Mon 07 Mar 2011 08:51:09 AM EST
Perhaps Blake's greatest gift to any of us may be the Faculty of perceiving the realities around us in terms of the Universal Symbols:
For example the character Jane in Jane Eyre may serve as a Christ Symbol (or
in Blake's lexicon as Eternity). Rochester represents Everyman; the flossie, whom he was considering marriage to, is the Way of the World, the purely material.
The half cousin who wanted Jane to marry him and go to Africa with him represents Conventional Religion; his daughters are the Blakean Redeemed.
Rochester's wife is the victim of his accumulated moral failings, which led to spiritual blindness.
The happy ending is echoed by the ending of most Detective Stories.
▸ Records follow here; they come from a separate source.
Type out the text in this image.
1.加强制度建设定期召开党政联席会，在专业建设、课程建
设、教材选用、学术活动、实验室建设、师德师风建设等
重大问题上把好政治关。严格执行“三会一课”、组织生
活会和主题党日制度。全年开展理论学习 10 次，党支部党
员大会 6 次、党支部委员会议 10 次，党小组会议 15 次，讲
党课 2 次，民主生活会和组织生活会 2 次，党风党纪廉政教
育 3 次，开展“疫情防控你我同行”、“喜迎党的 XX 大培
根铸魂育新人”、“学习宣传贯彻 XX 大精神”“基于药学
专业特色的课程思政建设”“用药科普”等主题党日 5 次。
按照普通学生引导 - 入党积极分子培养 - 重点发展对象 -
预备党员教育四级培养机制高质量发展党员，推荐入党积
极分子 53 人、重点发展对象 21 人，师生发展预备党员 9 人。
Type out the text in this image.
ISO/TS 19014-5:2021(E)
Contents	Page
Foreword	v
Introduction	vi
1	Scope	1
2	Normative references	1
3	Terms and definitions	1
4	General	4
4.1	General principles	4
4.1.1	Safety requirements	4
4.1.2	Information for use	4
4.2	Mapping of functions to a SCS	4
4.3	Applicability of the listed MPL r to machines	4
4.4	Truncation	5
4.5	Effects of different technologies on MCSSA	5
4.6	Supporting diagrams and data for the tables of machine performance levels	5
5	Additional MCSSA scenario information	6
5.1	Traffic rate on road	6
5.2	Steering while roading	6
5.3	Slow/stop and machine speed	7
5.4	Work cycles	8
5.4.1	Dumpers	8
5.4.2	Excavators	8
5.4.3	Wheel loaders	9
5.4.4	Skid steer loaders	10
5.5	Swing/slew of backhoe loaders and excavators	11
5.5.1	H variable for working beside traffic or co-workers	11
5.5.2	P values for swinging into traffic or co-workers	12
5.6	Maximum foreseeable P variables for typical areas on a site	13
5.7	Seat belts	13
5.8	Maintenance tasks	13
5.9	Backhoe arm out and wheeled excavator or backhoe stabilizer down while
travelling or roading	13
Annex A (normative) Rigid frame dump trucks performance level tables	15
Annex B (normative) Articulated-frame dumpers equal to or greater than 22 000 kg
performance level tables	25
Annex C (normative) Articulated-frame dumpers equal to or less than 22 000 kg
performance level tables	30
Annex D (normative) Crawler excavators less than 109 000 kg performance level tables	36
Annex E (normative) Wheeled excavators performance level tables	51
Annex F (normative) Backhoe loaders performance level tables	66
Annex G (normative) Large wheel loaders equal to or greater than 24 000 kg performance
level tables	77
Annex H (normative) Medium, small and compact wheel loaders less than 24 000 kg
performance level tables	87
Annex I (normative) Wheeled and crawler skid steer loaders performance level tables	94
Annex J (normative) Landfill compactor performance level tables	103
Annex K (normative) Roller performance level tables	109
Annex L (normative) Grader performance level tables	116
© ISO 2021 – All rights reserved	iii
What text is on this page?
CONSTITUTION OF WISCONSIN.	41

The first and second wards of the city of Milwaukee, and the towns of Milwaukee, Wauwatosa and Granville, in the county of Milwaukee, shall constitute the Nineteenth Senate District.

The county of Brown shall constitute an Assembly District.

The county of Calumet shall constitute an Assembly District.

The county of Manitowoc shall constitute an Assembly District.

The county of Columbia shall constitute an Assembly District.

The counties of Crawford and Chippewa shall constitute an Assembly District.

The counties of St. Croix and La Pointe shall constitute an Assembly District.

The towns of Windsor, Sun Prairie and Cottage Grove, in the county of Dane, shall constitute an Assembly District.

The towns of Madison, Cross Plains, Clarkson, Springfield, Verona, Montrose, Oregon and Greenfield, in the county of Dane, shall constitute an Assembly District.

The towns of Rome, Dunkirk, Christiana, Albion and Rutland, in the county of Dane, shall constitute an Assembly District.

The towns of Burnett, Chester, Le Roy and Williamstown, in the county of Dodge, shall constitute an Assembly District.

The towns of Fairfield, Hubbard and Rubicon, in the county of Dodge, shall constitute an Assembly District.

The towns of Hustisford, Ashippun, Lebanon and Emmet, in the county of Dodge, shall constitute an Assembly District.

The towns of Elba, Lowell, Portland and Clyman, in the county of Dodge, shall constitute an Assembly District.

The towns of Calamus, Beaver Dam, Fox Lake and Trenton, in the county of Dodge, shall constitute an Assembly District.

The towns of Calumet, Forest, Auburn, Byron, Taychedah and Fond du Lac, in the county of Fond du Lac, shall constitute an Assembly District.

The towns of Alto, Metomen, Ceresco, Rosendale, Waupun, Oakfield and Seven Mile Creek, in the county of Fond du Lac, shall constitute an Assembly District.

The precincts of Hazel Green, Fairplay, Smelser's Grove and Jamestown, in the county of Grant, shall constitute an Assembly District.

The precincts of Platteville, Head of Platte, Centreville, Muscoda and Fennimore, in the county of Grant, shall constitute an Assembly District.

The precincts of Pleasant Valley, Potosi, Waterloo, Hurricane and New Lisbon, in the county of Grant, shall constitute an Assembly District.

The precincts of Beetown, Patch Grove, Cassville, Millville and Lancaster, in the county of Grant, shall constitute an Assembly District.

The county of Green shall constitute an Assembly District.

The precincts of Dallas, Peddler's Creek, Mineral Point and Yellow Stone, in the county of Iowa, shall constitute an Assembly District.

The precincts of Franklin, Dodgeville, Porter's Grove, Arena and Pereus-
The crime is solved, the detective enjoys real life, the harm remains, but it no longer affects him. In the Sacred Story every tear has been wiped away.
In this post I've expressed the reality of the story in terms of the Blakean universal symbols. That's only one of many ways you might find universal meaning is a work of art.
IMO it was Northrup Frye who introduced to the Blake community (in 1947) to an understanding of Blake's use of symbols,images, metaphor; armed with that knowledge understanding of his poetry, his myth, the import of his pictures proceeded apace. But that's appropriate for another post.